The plan for Thursday had been simple enough: go to church, get lunch at the new Chipotle near my apartment, change into sweats and study the day away. So off to church I went. When I left mass I saw that I had a message from my doctor. I called the doctor back and we went over the results of my recent blood test. She wanted me to start a new medication so I altered my plans and headed to the pharmacy instead of home. The prescription took 20 minutes to fill and then it was back on the bus to my apartment. I fielded a phone call from mom, who was desperate to get our Christmas card ordered. A quick stop at Subway and I was home reviewing Christmas cards online with Mom.

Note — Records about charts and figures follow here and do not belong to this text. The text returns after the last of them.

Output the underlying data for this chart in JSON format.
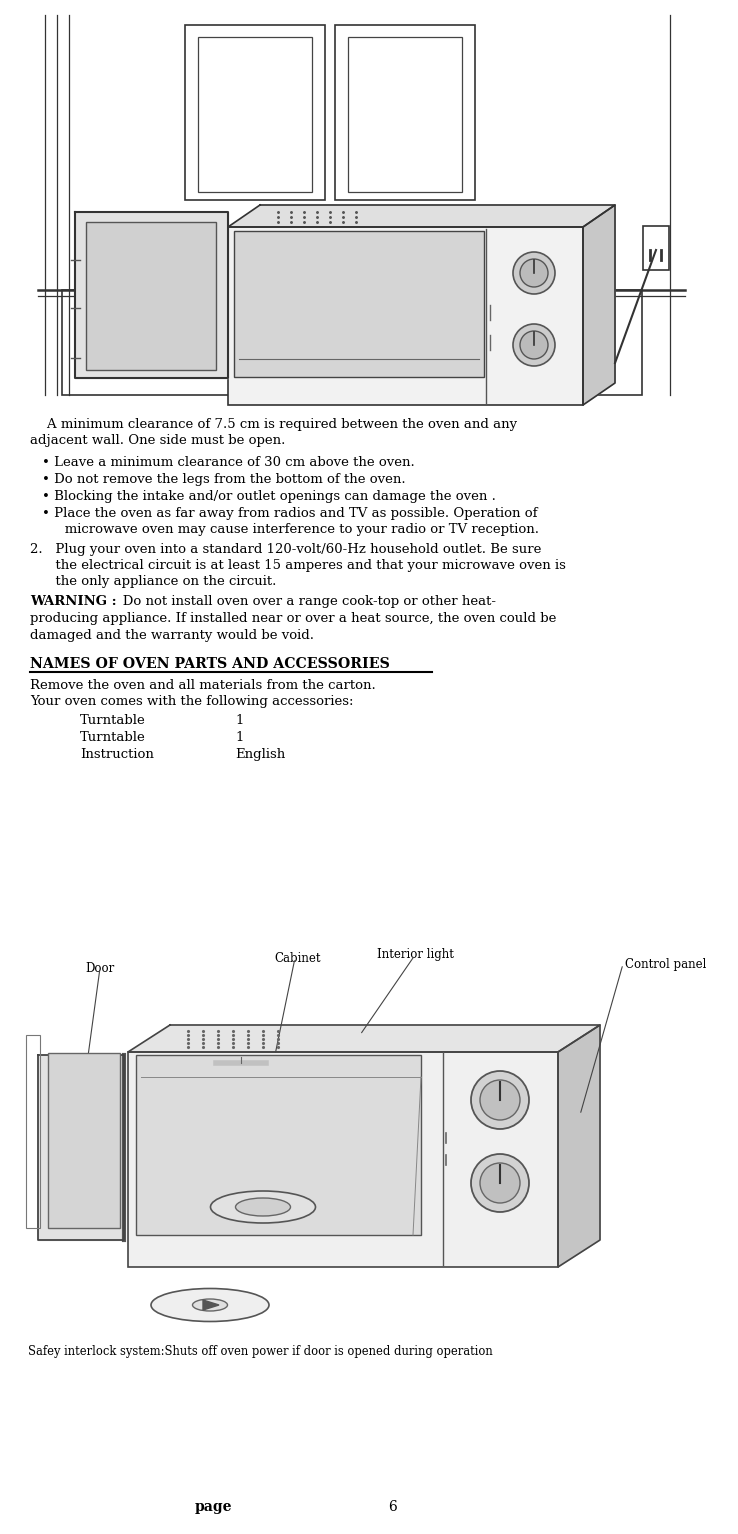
{
  "page_bg": "#ffffff",
  "figsize": [
    7.38,
    15.34
  ],
  "dpi": 100,
  "text_color": "#000000",
  "paragraph1": "    A minimum clearance of 7.5 cm is required between the oven and any adjacent wall. One side must be open.",
  "bullet1": "Leave a minimum clearance of 30 cm above the oven.",
  "bullet2": "Do not remove the legs from the bottom of the oven.",
  "bullet3": "Blocking the intake and/or outlet openings can damage the oven .",
  "bullet4a": "Place the oven as far away from radios and TV as possible. Operation of",
  "bullet4b": "   microwave oven may cause interference to your radio or TV reception.",
  "item2a": "2.   Plug your oven into a standard 120-volt/60-Hz household outlet. Be sure",
  "item2b": "      the electrical circuit is at least 15 amperes and that your microwave oven is",
  "item2c": "      the only appliance on the circuit.",
  "warn_bold": "WARNING :",
  "warn_rest": "   Do not install oven over a range cook-top or other heat-",
  "warn2": "producing appliance. If installed near or over a heat source, the oven could be",
  "warn3": "damaged and the warranty would be void.",
  "section_title": "NAMES OF OVEN PARTS AND ACCESSORIES",
  "remove_text": "Remove the oven and all materials from the carton.",
  "your_oven_text": "Your oven comes with the following accessories:",
  "acc1_name": "Turntable",
  "acc1_val": "1",
  "acc2_name": "Turntable",
  "acc2_val": "1",
  "acc3_name": "Instruction",
  "acc3_val": "English",
  "safety_text": "Safey interlock system:Shuts off oven power if door is opened during operation",
  "page_label": "page",
  "page_num": "6",
  "label_door": "Door",
  "label_cabinet": "Cabinet",
  "label_interior": "Interior light",
  "label_control": "Control panel"
}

After the Christmas card crisis was narrowly avoided I saw an email from the faculty advisor for a student organization I was involved in. I was serving as a community service chair for the organization and he wanted to discuss one of my projects in person. I stretched, responded to his email and headed into his office. Fifteen minutes later I was leaving the professor's office. After sending an email to the organization's president I spotted yet another email that brought exciting clinic-related news. I ran a few more errands that I'd needed to run; by 4:30 I was finally home.

How on God's green earth is it already 4:30? Where has this day gone? I really wanted to finish my immigration law outline today. Suddenly I wasn't so sure that was going to happen. Somehow I missed my first year of law school when all I cared about was finals at this time. I didn't miss being like the first years at the gym yesterday: so panicked about finals that they drilled flash cards while running on treadmills. The truth was two years ago I was a total wreck at this time. I had no idea what to do, what to expect and it all just overwhelmed me. My first year of law school had succeeded in scaring me to death.

Over the course of the past two and a half years school hadn't necessarily gotten easier. Instead it'd just become familiar. I was settled into a routine now: I knew how to study, how to read, etc. I had to admit, the Socratic method still scared the pants off me. I don't know if I would ever really be comfortable with being called on without warning and grilled on some portion of the reading in front of a 70 person class. Even if it still scared me, I'd resigned myself to a life where classrooms commonly involved the Socratic method. While second year had bored me to death, this year seemed hell bent on working me to death. Suddenly school was joined by job hunting, clinic, student organizations, Bar applications and internships. I was ready to start the next phase and be done with the educational phase of my life. I hadn't had a break from school since kindergarten and I was beyond ready to move on. However I didn't regret my decision to push straight through law school; I don't know if I could have finished if I had taken time off.

Thankfully I had much less outlining to do than I had previously believed and I was done in an hour. I was actually glad for the distractions of the day. I was able to get my work done along with a lot of other small tasks that needed to be taken care of before I left.  Next up was dinner, another coat of paint for Dad's Christmas present (Mom and Kara's were already finished) and a quick workout. The day was drawing to a close and not a moment too soon.

My Thursday had in no way been the Thursday I had told God it would be. As it turns out He had laughed at my plans and altered my course. That wasn't too surprising though; He tended to laugh at my plans and send me off in a different direction quite frequently. I set the pomegranate skin on my dinner plate and stretched my arms towards the ceiling. Now it was bath time and that was most certainly my favorite part of any day.